O Mandarim fut traduit par Claude Frazac (pseudonyme de l’écrivain portugais Cristiano Frazao Pacheco) et par Jacques Crépet dans « La Revue de Paris », n° 15, 16 et 17, du 1er août au 1er septembre 1911.

La Revue Universelle de Paris publia également une traduction de ce roman en 1884 (N° 9-15 d’août à novembre) avec une préface en français d’Eça de Queiros.

A Reliquia fut traduite par Philéas Lebesgue et M. Gahisto.

Il y a eu également une traduction de G. Raeders, avec une préface de Valéry Larbaud.

 O Primo Basilio , Le cousin Basile. Les éditions sont épuisées à l’heure actuelle.

— Enfin une traduction toute récente : celle de Os Maias par Paul Teyssier, éditée par la Fondation Calouste Gulbenkian aux Presses Universitaires de France en 1971.

Donc à part la dernière traduction, il est impossible à l’heure actuelle de lire en français les romans d’Eça de Queiros, si ce n’est dans les bibliothèques.

Cela était également impossible à Flaubert puisque toutes les traductions sont postérieures à 1880, date de sa mort.

De toute manière, s’il existe une ressemblance entre ces deux romans, Il faut exclure dès le départ toute action du romancier français : il a un alibi inattaquable, car la publication de « Madame Bovary » (1856) est bien antérieure à celle du roman portugais (1878).

Quel est donc alors le point de contact entre ces deux hommes dont on est sûr, par ailleurs, qu’ils ne se sont jamais rencontrés ? (4)

Tout le mérite en revient à Eça de Queiros qui connaissait fort bien le Maître de Croisset et ne cachait pas son admiration pour lui.

Pourquoi ? Laissons Philéas Lebesgue nous l’expliquer : (5)

« Les modes de Paris parviennent plus rapidement à Lisbonne qu’au fond de la Province française.

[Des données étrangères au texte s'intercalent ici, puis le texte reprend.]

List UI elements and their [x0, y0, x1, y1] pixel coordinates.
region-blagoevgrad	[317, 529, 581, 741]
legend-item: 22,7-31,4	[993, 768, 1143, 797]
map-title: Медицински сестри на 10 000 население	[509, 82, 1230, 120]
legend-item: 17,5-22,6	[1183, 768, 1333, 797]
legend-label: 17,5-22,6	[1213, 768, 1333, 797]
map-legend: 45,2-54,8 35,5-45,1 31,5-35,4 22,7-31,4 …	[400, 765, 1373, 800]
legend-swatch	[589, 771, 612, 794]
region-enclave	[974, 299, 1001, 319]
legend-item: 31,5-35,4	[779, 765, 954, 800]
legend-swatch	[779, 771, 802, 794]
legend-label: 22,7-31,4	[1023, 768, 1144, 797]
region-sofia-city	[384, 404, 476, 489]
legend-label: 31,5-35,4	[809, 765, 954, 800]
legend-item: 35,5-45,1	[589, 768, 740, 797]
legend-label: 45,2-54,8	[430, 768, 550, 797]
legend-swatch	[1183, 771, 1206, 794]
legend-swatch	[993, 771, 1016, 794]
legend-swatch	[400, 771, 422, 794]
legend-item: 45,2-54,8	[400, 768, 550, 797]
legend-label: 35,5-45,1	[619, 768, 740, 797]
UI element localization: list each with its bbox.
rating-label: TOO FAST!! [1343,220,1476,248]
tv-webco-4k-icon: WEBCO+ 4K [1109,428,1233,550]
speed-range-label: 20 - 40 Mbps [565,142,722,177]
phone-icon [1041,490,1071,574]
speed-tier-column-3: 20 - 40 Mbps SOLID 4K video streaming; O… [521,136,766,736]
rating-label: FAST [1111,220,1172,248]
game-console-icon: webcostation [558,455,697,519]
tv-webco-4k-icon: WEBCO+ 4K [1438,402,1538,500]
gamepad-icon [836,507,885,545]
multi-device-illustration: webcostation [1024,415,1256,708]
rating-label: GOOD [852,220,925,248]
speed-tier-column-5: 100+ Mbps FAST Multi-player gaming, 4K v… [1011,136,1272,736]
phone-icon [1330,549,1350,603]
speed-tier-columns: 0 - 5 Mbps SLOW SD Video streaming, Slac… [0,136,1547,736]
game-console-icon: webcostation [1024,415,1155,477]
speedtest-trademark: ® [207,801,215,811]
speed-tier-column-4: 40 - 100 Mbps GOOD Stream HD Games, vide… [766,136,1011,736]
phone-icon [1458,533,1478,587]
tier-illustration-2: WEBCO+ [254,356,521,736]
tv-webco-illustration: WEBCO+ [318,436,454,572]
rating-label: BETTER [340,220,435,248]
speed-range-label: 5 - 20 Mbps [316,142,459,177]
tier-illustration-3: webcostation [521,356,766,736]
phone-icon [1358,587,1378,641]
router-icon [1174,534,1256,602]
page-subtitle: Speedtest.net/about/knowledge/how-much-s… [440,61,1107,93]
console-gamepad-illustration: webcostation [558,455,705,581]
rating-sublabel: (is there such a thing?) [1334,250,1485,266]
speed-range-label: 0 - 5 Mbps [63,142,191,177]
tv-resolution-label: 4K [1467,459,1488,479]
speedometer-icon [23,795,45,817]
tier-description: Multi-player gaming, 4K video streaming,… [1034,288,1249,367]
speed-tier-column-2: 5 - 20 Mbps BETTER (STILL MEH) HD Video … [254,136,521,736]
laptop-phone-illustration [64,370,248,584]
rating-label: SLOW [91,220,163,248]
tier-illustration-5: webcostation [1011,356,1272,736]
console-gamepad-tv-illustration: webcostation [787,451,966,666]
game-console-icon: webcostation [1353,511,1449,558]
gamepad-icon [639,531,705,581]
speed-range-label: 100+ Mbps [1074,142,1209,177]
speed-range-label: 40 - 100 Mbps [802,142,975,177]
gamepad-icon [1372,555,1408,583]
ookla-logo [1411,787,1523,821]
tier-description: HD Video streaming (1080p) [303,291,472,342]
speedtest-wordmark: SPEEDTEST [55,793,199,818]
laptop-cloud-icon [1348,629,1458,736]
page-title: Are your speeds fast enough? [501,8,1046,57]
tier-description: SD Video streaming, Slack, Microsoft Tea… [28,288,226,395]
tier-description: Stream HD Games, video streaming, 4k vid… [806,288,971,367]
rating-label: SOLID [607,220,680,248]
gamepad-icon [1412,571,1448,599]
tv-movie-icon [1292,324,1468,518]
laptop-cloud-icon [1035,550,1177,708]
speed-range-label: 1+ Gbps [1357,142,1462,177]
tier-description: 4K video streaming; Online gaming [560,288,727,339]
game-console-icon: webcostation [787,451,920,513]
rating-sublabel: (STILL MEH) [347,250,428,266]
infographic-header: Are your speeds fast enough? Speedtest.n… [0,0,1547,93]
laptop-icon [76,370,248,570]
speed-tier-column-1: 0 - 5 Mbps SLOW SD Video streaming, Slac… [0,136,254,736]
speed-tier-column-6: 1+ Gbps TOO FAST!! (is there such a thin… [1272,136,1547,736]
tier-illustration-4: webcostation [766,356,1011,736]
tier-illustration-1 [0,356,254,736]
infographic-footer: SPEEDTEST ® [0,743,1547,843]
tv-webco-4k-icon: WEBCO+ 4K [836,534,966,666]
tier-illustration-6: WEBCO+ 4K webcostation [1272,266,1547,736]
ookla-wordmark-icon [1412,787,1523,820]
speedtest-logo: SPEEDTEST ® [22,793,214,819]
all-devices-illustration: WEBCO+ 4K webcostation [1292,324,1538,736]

Toute une pléiade de jeunes gens novateurs allait, à I’ imitation des réalistes français, brandir, aux environs de 1860, le drapeau d’un art appliqué à voir et à peindre les choses comme elles sont. L’observation scientifique prenait le pas sur la fantaisie, et il n’était plus possible à quiconque aspirait à grandir de faire autrement. Le rythme moderne de la culture l’imposait. Et c’est la France qui était le chef d’orchestre »

Les intellectuels portugais lisaient les romans français dans le texte et adhéraient aux mêmes mouvements littéraires. Dans une lettre, Eça de Queiros déclare lui-même : « Balzac est mon maître. Il est, avec Dickens, le plus grand créateur dans l’art moderne. Mais il ne faut pas être ingrat à l’égard de l’influence exercée par Gustave Flaubert dans l’école réaliste : son style, sa connaissance profonde des caractères ont produit dans l’art moderne une révolution importante. Je cherche à me rattacher à ces deux grands artistes : Balzac et Flaubert ». (6)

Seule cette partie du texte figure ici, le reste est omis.